Blondynka opuściła pomieszczenie, a ja kończąc pakowanie, zapięłam torbę. Założyłam ją na ramię i spojrzałam na Zayna.
- Myślę, że powinniśmy dać sobie spokój na jakiś czas... Zastanów się kogo naprawdę kochasz...mnie czy ją- słowa sprawiały mi trudność, a z oczu wypływały pojedyncze gorzkie łzy, których nie miałam siły powstrzymać.
Ostatni raz spoglądając na chłopaka wyszłam z jego pokoju, spotykając na korytarzu Holly. Pośpiesznie zeszłam po schodach i nie spoglądając na chłopaków, powiedziałam krótkie ''cześć''. Skierowałam się w stronę drzwi i szarpiąc mocno za klamkę, wyszłam na zewnątrz...

*** Oczami Zayna ***
Stałem w osłupieniu, analizując dokładnie słowa dziewczyny. Straciłem ją? Przecież...ale.... ja ją kocham. Nikogo nigdy nie darzyłem takim uczuciem jak ją. Widząc jej uśmiech, za każdym razem czuję jak unoszę się kilka minimetrów nad ziemią. Wiem, że jest tą jedyną, już na zawsze....Kurwa co ja zrobiłem.

*** Oczami Megi ***
Szłam do furtki kiedy usłyszałam za plecami krzyk Zayna... nie odwracałam się, nie chciałam ulec. Słysząc dźwięk odbijanych od kostki brukowej butów, poczułam poraz kolejny mocne szarpnięcie. Chłopak obrócił mnie do siebie i wpił się w moje usta.
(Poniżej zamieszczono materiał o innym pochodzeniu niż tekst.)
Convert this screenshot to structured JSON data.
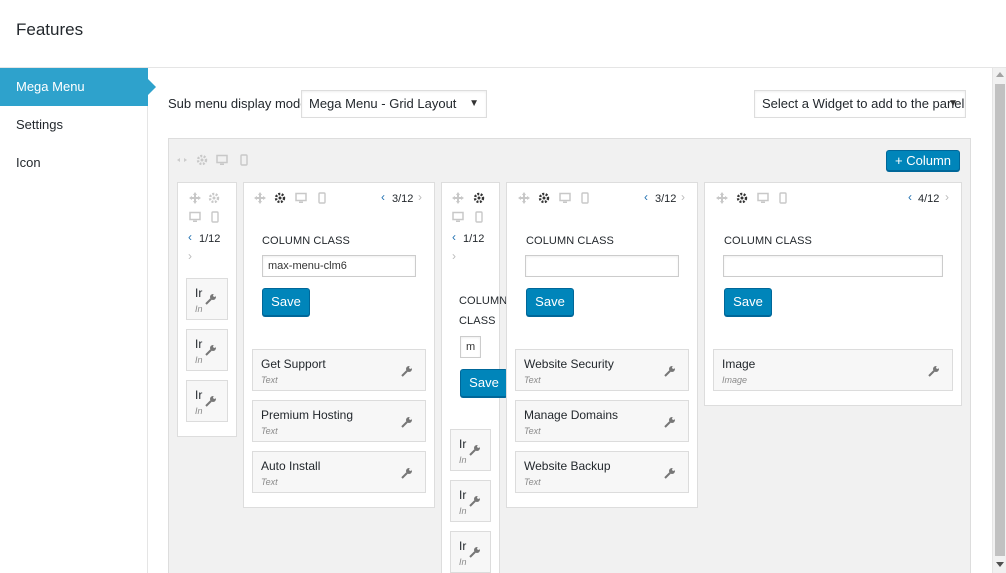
{
  "header": {
    "title": "Features"
  },
  "sidebar": {
    "items": [
      {
        "label": "Mega Menu",
        "active": true
      },
      {
        "label": "Settings",
        "active": false
      },
      {
        "label": "Icon",
        "active": false
      }
    ]
  },
  "controls": {
    "display_mode_label": "Sub menu display mode",
    "display_mode_value": "Mega Menu - Grid Layout",
    "widget_select_value": "Select a Widget to add to the panel"
  },
  "grid": {
    "add_column_label": "+ Column",
    "column_class_label": "COLUMN CLASS",
    "save_label": "Save",
    "columns": [
      {
        "width": "1/12",
        "widgets": [
          {
            "title": "Ir",
            "type": "In"
          },
          {
            "title": "Ir",
            "type": "In"
          },
          {
            "title": "Ir",
            "type": "In"
          }
        ]
      },
      {
        "width": "3/12",
        "class_value": "max-menu-clm6",
        "widgets": [
          {
            "title": "Get Support",
            "type": "Text"
          },
          {
            "title": "Premium Hosting",
            "type": "Text"
          },
          {
            "title": "Auto Install",
            "type": "Text"
          }
        ]
      },
      {
        "width": "1/12",
        "label_line1": "COLUMN",
        "label_line2": "CLASS",
        "class_value": "m",
        "widgets": [
          {
            "title": "Ir",
            "type": "In"
          },
          {
            "title": "Ir",
            "type": "In"
          },
          {
            "title": "Ir",
            "type": "In"
          }
        ]
      },
      {
        "width": "3/12",
        "class_value": "",
        "widgets": [
          {
            "title": "Website Security",
            "type": "Text"
          },
          {
            "title": "Manage Domains",
            "type": "Text"
          },
          {
            "title": "Website Backup",
            "type": "Text"
          }
        ]
      },
      {
        "width": "4/12",
        "class_value": "",
        "widgets": [
          {
            "title": "Image",
            "type": "Image"
          }
        ]
      }
    ]
  },
  "icons": {
    "move": "move-icon",
    "gear": "gear-icon",
    "desktop": "desktop-icon",
    "mobile": "mobile-icon",
    "wrench": "wrench-icon",
    "collapse": "collapse-icon"
  },
  "colors": {
    "accent": "#2ea2cc",
    "button": "#0085ba",
    "link": "#2271b1"
  }
}
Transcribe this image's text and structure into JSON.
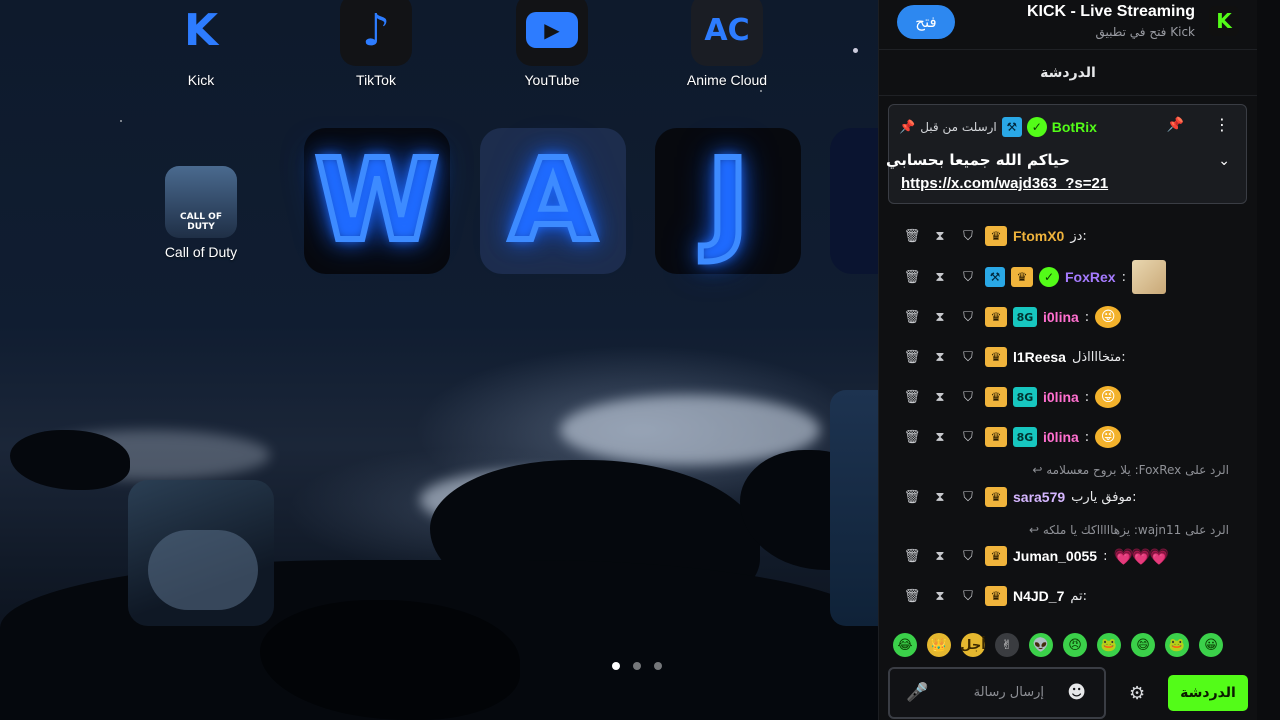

Uległam, oddałam się pocałunkowi, czując słodki smak jego ust.
- Kocham tylko ciebie i tylko z tobą chcę być...nie muszę się zastanawiać, bo jestem pewny swoich uczuć do ciebie. Przepraszam cię za wszystko, proszę nie zostawiaj mnie, nie pozwolę ci odejść, nie chcę bez ciebie żyć...- jego oczu robiły się coraz bardziej szklane, a głos łamał się.
Przytuliłam się do niego mocno, zaciągając jego zapachem. Silne ramiona mulata otoczyły mnie, mocniej przyciskając do siebie.
- Nie zostawiaj mnie...- powtórzył głosem tłumionym przez moje włosy.
Odsunęłam się delikatnie od niego, ujmując jego twarz w swoje dłonie. Wspięłam się na palce i złożyłam delikatny pocałunek na jego ustach, dając tym samym znak, że wybaczam. Może popełniam kolejny błąd i być może znów będę cierpieć, jednak on jest tego wart. Kocham go i nic tego nie zmieni...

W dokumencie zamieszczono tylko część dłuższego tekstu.